2 min watchJune 13, 2026

Little brains in every product

Five years building on-device first at Detail and Subwave led to Desert Ant Labs, a European AI lab shipping small audio and visual models for the 6 billion devices people already own.

Paul Veugen

For five years we've built on-device first at Detail and Subwave. Going local let us ship the best possible experience and commoditize video creation, from local rendering to captions to enhancement, while keeping your video on your device.

Over the past years I've looked for the most ambitious founders building the foundations for on-device inference, the pieces that could power Detail and Subwave and millions of other apps. With NP-Hard we backed the stellar team at Mirai, pushing LLM inference to 1,000 tokens per second. And at Detail, we use Argmax's lightning-fast on-device speech models. But there's so much more opportunity for local models and SDKs to help developers build intelligent features with audio, video, and images.

We carry more compute in our hands than sits in the entire cloud.

While all the money flows to data centers and cloud inference, we’re shipping billions of insanely capable devices a year. We carry more compute in our hands than sits in the entire cloud.

When usage doesn't hurt

Every developer I met at WWDC this week had a wish list of on-device AI features they'd build if cost wasn't an issue.

Every developer I spoke to at WWDC this week had the same story: a wish list of AI features they'd build if cost weren't a factor, or expensive tokens they spend on existing features they'd happily swap for a local model. The demand is there. The building blocks aren't.

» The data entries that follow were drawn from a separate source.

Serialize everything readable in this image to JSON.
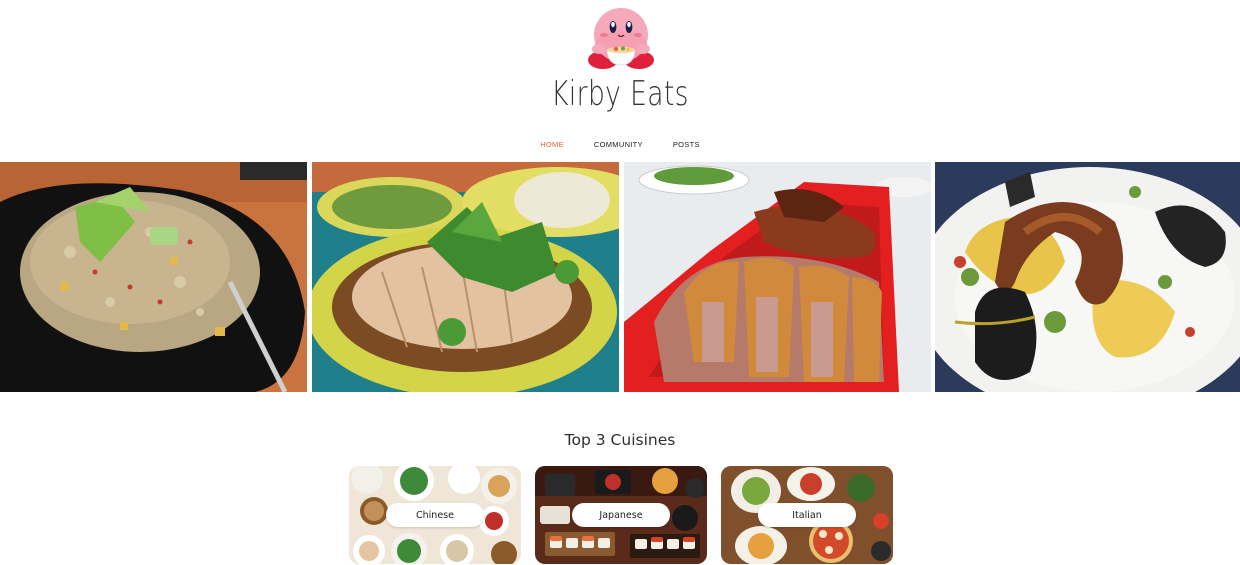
{
  "brand": {
    "name": "Kirby Eats",
    "logo_icon": "kirby-eating-icon"
  },
  "nav": {
    "items": [
      {
        "label": "HOME",
        "active": true
      },
      {
        "label": "COMMUNITY",
        "active": false
      },
      {
        "label": "POSTS",
        "active": false
      }
    ]
  },
  "gallery": {
    "photos": [
      {
        "subject": "fried rice on black plate"
      },
      {
        "subject": "hainanese chicken rice"
      },
      {
        "subject": "roast duck on red tray"
      },
      {
        "subject": "grilled octopus with olive oil"
      }
    ]
  },
  "cuisines": {
    "title": "Top 3 Cuisines",
    "items": [
      {
        "label": "Chinese"
      },
      {
        "label": "Japanese"
      },
      {
        "label": "Italian"
      }
    ]
  },
  "colors": {
    "nav_active": "#e8663d",
    "text": "#2f3438",
    "kirby_pink": "#f3a5b6"
  }
}
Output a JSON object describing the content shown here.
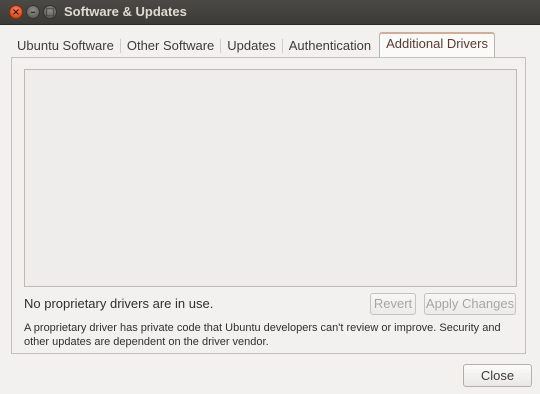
{
  "window": {
    "title": "Software & Updates",
    "close_glyph": "×",
    "minimize_glyph": "–",
    "maximize_glyph": "□"
  },
  "tabs": [
    {
      "label": "Ubuntu Software",
      "active": false
    },
    {
      "label": "Other Software",
      "active": false
    },
    {
      "label": "Updates",
      "active": false
    },
    {
      "label": "Authentication",
      "active": false
    },
    {
      "label": "Additional Drivers",
      "active": true
    }
  ],
  "drivers": {
    "items": [],
    "status": "No proprietary drivers are in use.",
    "revert_label": "Revert",
    "apply_label": "Apply Changes",
    "info": "A proprietary driver has private code that Ubuntu developers can't review or improve. Security and other updates are dependent on the driver vendor."
  },
  "footer": {
    "close_label": "Close"
  },
  "colors": {
    "titlebar": "#3c3b37",
    "close_button": "#e55b29",
    "active_tab_accent": "#e4a489",
    "background": "#f2f1f0"
  }
}
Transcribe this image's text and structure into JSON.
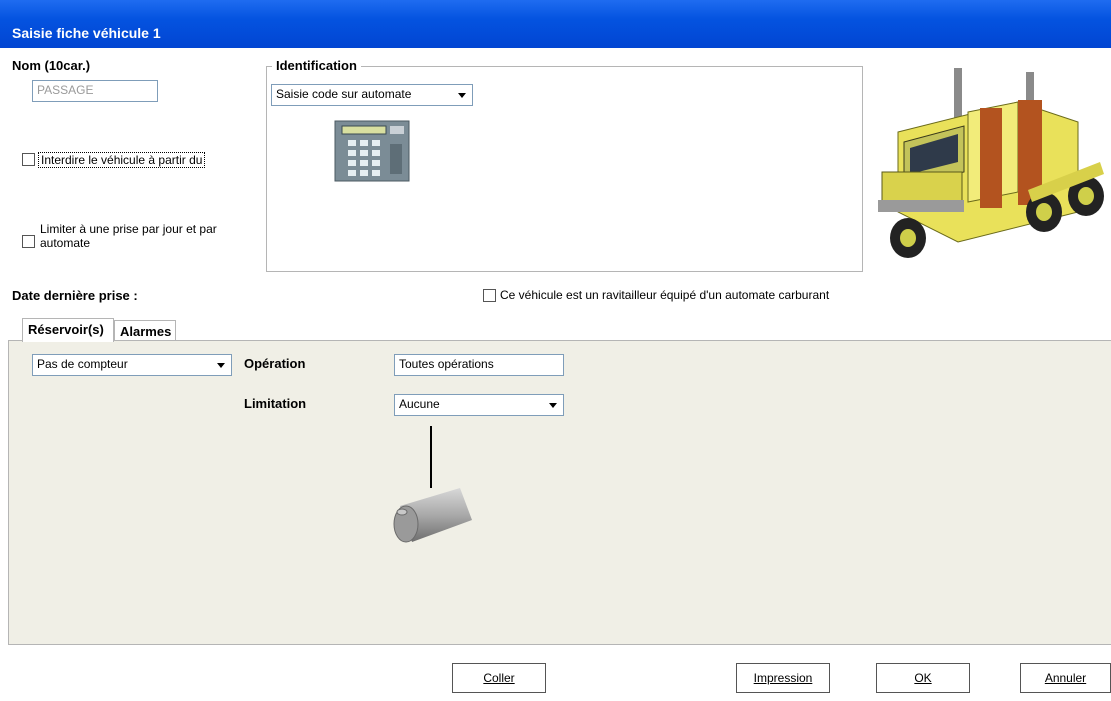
{
  "window": {
    "title": "Saisie fiche véhicule 1"
  },
  "name_field": {
    "label": "Nom (10car.)",
    "value": "PASSAGE"
  },
  "identification": {
    "legend": "Identification",
    "mode": "Saisie code sur automate"
  },
  "checkboxes": {
    "interdire": "Interdire le véhicule à partir du",
    "limiter_line1": "Limiter à une prise par jour et par",
    "limiter_line2": "automate",
    "ravitailleur": "Ce véhicule est un ravitailleur équipé d'un automate carburant"
  },
  "date_derniere_prise": "Date dernière prise :",
  "tabs": [
    {
      "label": "Réservoir(s)"
    },
    {
      "label": "Alarmes"
    }
  ],
  "reservoir": {
    "compteur": "Pas de compteur",
    "operation_label": "Opération",
    "operation_value": "Toutes opérations",
    "limitation_label": "Limitation",
    "limitation_value": "Aucune"
  },
  "buttons": {
    "coller": "Coller",
    "impression": "Impression",
    "ok": "OK",
    "annuler": "Annuler"
  },
  "icons": {
    "truck": "truck-icon",
    "keypad": "keypad-terminal-icon",
    "tank": "fuel-tank-icon"
  }
}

Commoditizing intelligence

That's why we're building Desert Ant Labs, a European on-device AI lab. We're going to ship dozens of small, opinionated audio and visual models and SDKs that drop into any product with a few lines of code. No inference cost. Nothing leaving the device. Running on the 6 billion devices people already own.

The first models already power Detail and Subwave. Before the end of the year, a dozen will be ready for third-party developers to build their own features.

When inference cost drops to zero, the way we build products changes entirely.

On-device models open new ways to build, mixing free local compute with cloud-based infrastructure. When inference cost drops to zero, product design changes at a fundamental level. You stop making trade-offs between capability and cost on every feature. And with audio, video, and images not leaving your device, you can build intelligent features without giving up privacy or security.

We're going to put little brains in every product.